Anyway, the interesting thing - to me and absolutely no-one else - is seeing the common flaws in both films: added stuff that wasn't in the original movie that stands out because it doesn't gel with the rest of the remake for various reasons. There's a lot of this kind of thing going on in Dumbo, and it's hard not to see most of it centering around Eve Green's character being shoehorned into a relationship with Colin Farrel's character which pushes all other character arcs to the side, particularly that of Farrel's kids.

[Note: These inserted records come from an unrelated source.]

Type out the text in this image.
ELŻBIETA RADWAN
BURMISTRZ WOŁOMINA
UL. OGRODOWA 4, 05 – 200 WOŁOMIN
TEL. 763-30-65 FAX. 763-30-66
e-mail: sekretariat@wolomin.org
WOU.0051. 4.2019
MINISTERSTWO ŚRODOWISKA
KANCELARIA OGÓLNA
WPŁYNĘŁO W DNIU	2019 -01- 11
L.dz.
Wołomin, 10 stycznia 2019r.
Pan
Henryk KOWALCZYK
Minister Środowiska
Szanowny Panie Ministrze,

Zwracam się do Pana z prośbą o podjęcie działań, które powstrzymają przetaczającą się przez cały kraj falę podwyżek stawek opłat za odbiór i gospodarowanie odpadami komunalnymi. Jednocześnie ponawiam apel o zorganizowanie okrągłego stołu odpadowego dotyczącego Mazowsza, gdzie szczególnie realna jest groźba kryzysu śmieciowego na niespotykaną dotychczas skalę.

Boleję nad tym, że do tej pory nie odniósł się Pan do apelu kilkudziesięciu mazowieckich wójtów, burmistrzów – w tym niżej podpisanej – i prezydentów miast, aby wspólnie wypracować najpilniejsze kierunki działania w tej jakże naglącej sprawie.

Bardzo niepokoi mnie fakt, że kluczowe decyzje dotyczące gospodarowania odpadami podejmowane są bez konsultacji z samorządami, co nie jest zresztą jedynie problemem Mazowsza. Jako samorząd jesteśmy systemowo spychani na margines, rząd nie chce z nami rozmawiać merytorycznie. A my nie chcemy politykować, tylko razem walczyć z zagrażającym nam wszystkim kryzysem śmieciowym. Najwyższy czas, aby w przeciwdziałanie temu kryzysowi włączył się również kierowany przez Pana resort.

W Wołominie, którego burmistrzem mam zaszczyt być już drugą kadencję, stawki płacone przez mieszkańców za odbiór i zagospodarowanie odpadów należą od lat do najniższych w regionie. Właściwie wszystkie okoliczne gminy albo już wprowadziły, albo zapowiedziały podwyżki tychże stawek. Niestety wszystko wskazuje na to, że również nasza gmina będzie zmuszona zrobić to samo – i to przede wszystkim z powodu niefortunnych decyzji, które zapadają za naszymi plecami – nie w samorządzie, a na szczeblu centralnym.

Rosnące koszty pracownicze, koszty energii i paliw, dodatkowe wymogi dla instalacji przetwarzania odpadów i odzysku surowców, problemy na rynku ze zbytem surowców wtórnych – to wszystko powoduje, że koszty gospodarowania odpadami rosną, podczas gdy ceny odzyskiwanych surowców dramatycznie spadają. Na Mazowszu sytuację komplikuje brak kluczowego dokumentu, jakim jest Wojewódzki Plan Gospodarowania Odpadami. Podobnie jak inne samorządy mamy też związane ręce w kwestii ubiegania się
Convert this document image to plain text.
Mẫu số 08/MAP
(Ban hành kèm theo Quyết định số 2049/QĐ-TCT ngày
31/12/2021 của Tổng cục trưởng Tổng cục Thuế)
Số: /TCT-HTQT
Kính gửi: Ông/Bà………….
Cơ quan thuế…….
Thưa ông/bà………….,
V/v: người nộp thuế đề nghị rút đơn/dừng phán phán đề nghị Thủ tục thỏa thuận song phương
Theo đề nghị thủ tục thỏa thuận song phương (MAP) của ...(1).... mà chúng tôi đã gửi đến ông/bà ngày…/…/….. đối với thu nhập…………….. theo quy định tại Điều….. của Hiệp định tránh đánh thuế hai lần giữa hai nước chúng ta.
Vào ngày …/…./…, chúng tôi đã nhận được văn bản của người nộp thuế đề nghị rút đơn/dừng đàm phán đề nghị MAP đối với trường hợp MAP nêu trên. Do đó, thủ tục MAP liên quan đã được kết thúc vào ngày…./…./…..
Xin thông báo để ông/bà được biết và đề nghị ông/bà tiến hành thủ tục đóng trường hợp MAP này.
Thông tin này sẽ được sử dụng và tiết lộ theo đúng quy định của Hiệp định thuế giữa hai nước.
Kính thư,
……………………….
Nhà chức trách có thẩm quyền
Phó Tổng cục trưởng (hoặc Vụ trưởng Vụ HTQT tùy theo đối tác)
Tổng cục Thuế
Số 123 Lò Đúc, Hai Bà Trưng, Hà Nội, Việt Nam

It's often pretty glaring that the kid characters have nothing to do and exercise no agency, so instead there's a sort of "girls do science because that is an empowering thing in this oppressive patriarchal age" arc for the daughter which ignores that female scientists had already been making contributions for hundreds of years, and that the film is set post-war - there is literally an entire subplot about Colin Farrel's PTSD - and there was a perfect opportunity to examine how women had already tasted empowerment in the workplace, and oh yeah she literally lives in a circus where women have responsibilities beyond what might have been expected of the gender apartheid of the time. The daughter seems to have been shortchanged somewhere in the script revisions and you can still see the shape of an arc about her building a relationship with her father after his absence in the war/the death of her mother, and her reticence to become involved in the circus which means so much to her father and which still seems to culminate in a moment where she mounts Dumbo and rides him around the Big Top as the main event, much as her father had once performed as a rodeo act but now cannot because of his war injuries (he returns from the war as an amputee).
I am probably thinking too much about these films for children, because they are films for children. There's no reason they can't have depth and content to appeal beyond that demographic, of course, but they kind of don't, so their worth is more as an insight into the thought processes involved in adaptation from one form (animation) to another (live action), and from what I can see the process seems to involve a lot of script revisions until themes and arcs get discarded from one draft to another, but artifacts of earlier drafts somehow still remain in the final shooting scripts. The makers seem to want to add another 30-40 minutes of material from the original animation's running time but can't quite nail down what should be there so the movies end up with a lot of flab. Another common element seems to be the casting of actors who can't quite sing to be in musical films - why they don't just get someone else to do the singing bits for the actor I'm not quite sure.
But they were fine and perfectly entertaining films. Do you think you could sit still for 120 minutes? If yes, then these movies will not change or enrich you, but they are a competently-made and acceptable waste of two hours of your life.